Coverly left the house and walked to the boundary of his lot. Pete Murphy had just started up his lawn mower. The distant mountains were blue. The time of day, the sameness of the houses, the popping noise of the one-cylinder engine and the two men in their white shirt sleeves gave to the scene some unwonted otherness, as if Coverly were not about to accuse his neighbor, or his neighbor’s wife, of theft, but was about to remark that merchandising indices showed in their uptrend the inarguable power of direct-mail advertising. In short, their reality and their passions seemed challenged. The distant mountains had been formed by fire and water but the houses in the valley looked so insubstantial that they seemed, in the dusk, to smell of shirt cardboards. Coverly cracked his knuckles nervously and signaled to Pete with a jerk of his head. Pete pushed the lawn mower directly past him and muffled Coverly’s words with noise of the motor. Coverly waited. Pete made a second circle of the lawn and then throttled down the motor and stopped in front of Coverly.

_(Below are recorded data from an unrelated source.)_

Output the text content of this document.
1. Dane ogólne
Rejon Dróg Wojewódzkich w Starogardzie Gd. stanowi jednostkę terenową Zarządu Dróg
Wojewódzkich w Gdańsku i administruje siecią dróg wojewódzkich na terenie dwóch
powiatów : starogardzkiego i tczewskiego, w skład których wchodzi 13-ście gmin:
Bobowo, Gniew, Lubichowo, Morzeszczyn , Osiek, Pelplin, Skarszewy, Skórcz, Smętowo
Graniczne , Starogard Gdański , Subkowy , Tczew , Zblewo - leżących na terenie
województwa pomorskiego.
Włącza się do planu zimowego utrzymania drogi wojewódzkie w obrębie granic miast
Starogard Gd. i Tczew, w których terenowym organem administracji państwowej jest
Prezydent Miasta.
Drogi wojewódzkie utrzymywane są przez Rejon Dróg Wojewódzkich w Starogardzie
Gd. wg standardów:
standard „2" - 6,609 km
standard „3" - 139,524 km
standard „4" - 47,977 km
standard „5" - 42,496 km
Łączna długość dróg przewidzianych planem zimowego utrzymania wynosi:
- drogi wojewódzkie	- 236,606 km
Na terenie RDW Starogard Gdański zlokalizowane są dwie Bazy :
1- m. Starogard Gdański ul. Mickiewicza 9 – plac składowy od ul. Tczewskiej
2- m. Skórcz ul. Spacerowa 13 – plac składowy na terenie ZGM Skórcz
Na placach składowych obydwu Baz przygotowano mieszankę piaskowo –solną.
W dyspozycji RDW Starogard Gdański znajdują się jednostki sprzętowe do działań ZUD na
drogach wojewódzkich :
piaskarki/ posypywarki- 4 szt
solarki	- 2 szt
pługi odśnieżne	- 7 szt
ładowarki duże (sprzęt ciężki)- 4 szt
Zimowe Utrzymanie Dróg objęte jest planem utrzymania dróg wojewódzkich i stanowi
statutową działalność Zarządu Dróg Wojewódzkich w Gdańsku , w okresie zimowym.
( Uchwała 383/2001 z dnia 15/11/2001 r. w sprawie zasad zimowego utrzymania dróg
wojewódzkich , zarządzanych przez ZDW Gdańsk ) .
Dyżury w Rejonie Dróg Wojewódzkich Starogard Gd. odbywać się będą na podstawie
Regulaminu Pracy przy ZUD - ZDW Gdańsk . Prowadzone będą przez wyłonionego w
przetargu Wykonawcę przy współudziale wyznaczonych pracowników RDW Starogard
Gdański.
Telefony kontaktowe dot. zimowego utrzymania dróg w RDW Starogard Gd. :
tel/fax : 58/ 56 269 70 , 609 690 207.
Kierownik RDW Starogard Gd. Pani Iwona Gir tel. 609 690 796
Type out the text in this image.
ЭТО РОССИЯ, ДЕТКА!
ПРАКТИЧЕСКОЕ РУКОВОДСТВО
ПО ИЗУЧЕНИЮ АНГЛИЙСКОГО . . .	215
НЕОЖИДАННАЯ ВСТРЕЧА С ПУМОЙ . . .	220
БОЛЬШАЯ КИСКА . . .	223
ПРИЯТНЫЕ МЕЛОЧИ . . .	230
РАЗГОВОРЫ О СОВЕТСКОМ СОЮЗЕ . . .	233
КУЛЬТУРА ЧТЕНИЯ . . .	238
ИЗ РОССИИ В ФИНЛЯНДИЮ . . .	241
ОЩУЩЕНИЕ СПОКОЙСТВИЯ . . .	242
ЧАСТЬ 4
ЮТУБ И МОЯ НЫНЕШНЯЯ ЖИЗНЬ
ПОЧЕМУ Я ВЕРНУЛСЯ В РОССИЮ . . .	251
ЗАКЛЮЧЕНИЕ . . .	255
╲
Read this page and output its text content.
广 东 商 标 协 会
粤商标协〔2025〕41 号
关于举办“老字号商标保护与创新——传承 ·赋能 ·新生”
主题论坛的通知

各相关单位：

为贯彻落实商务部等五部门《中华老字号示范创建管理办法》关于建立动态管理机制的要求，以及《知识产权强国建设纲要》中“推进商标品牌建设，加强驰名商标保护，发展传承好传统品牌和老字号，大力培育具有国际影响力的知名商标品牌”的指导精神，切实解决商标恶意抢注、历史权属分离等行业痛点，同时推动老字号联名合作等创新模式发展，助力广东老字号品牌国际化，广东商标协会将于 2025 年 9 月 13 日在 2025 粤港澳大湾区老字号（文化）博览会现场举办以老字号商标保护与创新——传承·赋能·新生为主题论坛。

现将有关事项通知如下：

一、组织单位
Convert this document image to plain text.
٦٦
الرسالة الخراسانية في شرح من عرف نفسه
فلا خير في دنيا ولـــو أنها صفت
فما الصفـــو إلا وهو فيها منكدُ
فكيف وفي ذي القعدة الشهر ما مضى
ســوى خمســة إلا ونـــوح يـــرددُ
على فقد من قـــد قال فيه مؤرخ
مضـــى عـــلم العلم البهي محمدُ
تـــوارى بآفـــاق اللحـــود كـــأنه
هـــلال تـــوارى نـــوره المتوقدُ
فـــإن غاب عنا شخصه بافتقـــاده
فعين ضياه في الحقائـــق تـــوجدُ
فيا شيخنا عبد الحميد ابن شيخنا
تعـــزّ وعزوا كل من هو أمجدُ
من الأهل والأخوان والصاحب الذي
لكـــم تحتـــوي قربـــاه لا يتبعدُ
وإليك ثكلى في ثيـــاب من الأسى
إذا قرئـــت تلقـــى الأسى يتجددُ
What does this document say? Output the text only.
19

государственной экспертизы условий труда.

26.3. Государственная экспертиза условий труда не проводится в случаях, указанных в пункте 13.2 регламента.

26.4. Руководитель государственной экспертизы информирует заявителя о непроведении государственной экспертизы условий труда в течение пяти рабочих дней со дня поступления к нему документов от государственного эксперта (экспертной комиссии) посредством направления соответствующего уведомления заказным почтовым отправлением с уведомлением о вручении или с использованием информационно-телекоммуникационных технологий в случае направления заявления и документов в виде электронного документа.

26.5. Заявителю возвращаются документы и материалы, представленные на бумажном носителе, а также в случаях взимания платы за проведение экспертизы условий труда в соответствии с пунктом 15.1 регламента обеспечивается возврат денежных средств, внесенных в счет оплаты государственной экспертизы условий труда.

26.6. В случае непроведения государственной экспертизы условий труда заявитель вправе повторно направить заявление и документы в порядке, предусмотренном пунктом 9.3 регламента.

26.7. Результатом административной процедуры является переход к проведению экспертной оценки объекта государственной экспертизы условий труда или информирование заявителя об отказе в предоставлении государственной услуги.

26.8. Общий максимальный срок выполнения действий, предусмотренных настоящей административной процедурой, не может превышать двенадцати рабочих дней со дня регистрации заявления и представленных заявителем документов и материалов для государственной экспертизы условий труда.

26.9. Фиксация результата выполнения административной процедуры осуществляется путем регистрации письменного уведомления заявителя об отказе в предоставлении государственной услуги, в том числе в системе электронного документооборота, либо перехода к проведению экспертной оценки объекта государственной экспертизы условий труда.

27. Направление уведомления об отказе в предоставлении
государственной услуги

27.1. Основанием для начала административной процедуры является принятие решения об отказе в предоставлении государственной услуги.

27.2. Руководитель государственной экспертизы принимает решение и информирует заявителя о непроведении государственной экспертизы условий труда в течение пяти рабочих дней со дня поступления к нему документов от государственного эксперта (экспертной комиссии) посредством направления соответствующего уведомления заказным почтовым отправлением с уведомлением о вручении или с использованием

“My wife tells me you stole our garbage pail,” Coverly said.
“So what?”
“Are you in the habit of helping yourself to other people’s property?” Coverly was more perplexed than angry.
“Listen, chicken,” Murphy said. “Where I grew up you either helped yourself or you ate dirt.”
“But this doesn’t happen to be where you grew up,” said Coverly. It was the wrong tack. He seemed to be footnoting the dispute. Then, confident of his rightness he spoke sternly and in a full voice, marred by some old-fashioned or provincial haughtiness.
“Would you be good enough to return our garbage pail?” he asked.
“Listen,” Murphy said. “You’re trespassing. You’re on my land. Get off my land or you’ll go home a cripple for life. I’ll gouge out your eyes. I’ll break your nose. I’ll tear off your ears.”
Coverly swung a right from the hip, and Murphy, a big man and a coward, it seemed, went down. Coverly stood there, a little bewildered. Then Murphy came forward on his hands and knees and sank his teeth into Coverly’s shin. Coverly roared. Betsey and Mrs. Murphy came running out of their kitchens. Just then a missile left its pad and, in the dusk, shed a light as bright as the light of a midsummer’s day over the valley and the site, throwing the shadows of the combatants, their houses and their ginkgo trees blackly onto the grass, while air waves demarked the earth-shaking roar so that it sounded like the humble click of track joints. The missile ascended, the light faded with it, and the two women took their husbands home.
Oh, Father, Father, why have you come back?
The computation and administration center where Coverly worked appeared from a distance to be a large, one-story building but this single story merely contained the elevator terminals and the security offices. The other offices and the hardware were underground. The one visible story was made of glass, tinted darkly to the color of oily water. The darkened glass did not diminish but it did alter the light of day. Beyond these dim glass walls one could see some flat pasture land and the buildings of an abandoned farm. There was a house, a barn, a clump of trees and a split-rail fence, and the abandoned buildings with the gantries beyond them had a nostalgic charm. They were signs of the past, and whatever the truth may have been, they appeared to be signs of a rich and a natural way of life. The abandoned farm evoked a spate of vulgar and bucolic imagery—open fires, pails of fresh milk and pretty girls swinging in apple trees—but it was nonetheless persuasive. One turned away from this then to the dark, oil-colored glass and moved into another world, buried six stories beneath the cow pasture. It was a new world in every way. Its newness was most apparent in an atmosphere of enthusiasm and usefulness that seems lost to most of us today. To observe that the elevators sometimes broke down, that one of the glass walls had cracked, and that the pretty receptionists in the security office had a primitive and an immemorial appeal was like burdening oneself with the observations of some old man, pushed by time past the boundaries of all usefulness. The crowds that went to and from the computation center had a look of contentment and purpose that you won’t find in the New York or Paris subways, where we seem to regard one another with the horror and dismay of a civilization of caricaturists. Leaving his office late one night Coverly had heard Dr. Cameron, the site director, ending a dispute with one of his lieutenants. The doctor was shouting, “You’ll never get a Goddamned man onto the Goddamned moon, and if you do, it won’t do you any Goddamned good.”
Oh, Father, Father, why have you come back?